The Massachusetts association would be the second state nurses group to withdraw from the ANA. The California Nurses Association, an aggressive union, seceded from the national organization six years ago.
However, a federal judge in Boston prohibited the MNA from holding a binding vote without first making provisions for people who couldn't attend the meeting. The judge's March 23 order was part of a preliminary injunction in a lawsuit filed by three Massachusetts nurses.
The nurses filed suit in U.S. District Court in Boston to stop the MNA from voting until such special arrangements could be made.
MNA spokesman David Schildmeier said the association is developing a way to let those nurses, who were working or who couldn't attend because of religious observances, to vote. Schildmeier could not estimate the total votes outstanding. The MNA has about 20,000 members. In the nurses' lawsuit, they estimated 3,400 nurses would miss voting because they had to work.
But MNA leaders aren't worried that additional votes will alter the push to leave the ANA.

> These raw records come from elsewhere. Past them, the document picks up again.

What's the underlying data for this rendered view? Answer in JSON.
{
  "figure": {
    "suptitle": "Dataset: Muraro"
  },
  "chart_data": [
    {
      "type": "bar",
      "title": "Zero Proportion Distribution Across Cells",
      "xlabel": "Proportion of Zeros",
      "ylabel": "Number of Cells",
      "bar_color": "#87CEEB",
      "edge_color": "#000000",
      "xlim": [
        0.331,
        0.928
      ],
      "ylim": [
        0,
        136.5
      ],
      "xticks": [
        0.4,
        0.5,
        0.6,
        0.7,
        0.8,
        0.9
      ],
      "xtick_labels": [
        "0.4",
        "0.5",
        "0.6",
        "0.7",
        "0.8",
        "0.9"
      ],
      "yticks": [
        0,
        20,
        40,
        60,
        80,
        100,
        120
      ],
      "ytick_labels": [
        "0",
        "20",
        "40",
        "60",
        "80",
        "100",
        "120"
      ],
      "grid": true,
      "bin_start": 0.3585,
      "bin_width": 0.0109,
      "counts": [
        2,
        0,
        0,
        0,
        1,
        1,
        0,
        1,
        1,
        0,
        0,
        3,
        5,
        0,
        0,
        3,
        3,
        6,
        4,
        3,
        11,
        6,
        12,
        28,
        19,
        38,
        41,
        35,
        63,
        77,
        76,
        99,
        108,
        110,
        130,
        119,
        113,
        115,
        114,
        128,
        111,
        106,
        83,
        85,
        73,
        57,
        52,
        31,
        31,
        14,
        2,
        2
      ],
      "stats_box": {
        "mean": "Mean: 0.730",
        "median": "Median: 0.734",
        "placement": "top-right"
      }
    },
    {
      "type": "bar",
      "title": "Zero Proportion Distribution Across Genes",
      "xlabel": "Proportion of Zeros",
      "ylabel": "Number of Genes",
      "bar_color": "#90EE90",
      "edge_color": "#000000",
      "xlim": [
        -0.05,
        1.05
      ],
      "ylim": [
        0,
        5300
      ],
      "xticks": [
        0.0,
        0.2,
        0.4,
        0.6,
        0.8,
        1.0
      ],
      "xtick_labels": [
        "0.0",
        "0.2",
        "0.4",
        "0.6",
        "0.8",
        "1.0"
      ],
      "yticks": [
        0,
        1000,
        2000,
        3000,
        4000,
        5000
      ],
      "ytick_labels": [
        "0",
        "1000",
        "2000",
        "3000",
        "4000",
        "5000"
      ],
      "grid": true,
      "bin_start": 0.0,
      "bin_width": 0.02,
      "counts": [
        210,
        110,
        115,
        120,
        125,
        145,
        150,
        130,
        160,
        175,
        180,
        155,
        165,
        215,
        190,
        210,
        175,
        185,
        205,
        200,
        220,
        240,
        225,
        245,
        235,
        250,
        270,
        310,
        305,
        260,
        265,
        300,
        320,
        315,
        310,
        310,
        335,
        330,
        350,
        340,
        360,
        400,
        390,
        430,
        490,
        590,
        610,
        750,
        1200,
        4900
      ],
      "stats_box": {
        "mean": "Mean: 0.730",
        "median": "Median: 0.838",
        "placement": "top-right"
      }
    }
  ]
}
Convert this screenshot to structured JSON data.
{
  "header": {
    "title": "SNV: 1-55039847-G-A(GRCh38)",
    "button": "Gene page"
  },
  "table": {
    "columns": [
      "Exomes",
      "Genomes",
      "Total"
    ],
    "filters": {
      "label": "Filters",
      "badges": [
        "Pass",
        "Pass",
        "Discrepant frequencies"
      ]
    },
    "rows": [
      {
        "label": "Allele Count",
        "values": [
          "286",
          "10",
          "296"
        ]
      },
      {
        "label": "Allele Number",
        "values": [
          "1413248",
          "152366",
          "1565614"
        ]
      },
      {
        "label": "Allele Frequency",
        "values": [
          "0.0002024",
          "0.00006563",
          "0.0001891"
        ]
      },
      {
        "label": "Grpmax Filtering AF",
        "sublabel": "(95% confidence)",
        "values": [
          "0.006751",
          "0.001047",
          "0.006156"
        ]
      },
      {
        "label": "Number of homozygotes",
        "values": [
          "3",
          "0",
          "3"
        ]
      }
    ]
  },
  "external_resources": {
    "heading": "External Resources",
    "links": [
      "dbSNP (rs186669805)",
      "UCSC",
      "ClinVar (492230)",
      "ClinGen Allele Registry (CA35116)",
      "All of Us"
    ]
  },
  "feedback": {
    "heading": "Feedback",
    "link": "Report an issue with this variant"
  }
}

"I think it's going to make it rise," Julie Pinkham, MNA's executive director, said of the tally of members who want to secede. Pinkham, a registered nurse, estimated the total number of votes to divorce from the ANA likely would increase because many of the MNA members who work Saturday are staff nurses who are in favor of disaffiliation.
The MNA's latest vote comes four months after a leadership shake-up and the installation of a new regime specifically to pursue disaffiliation. Two votes last November just failed to win the two-thirds majority needed to change the bylaws and leave the ANA.
Foley said the departure of the California nurses, and now maybe the Massachusetts nurses, from the national association is not an indication that the ANA's base of support is eroding.
"Two bookends don't make a country," she said.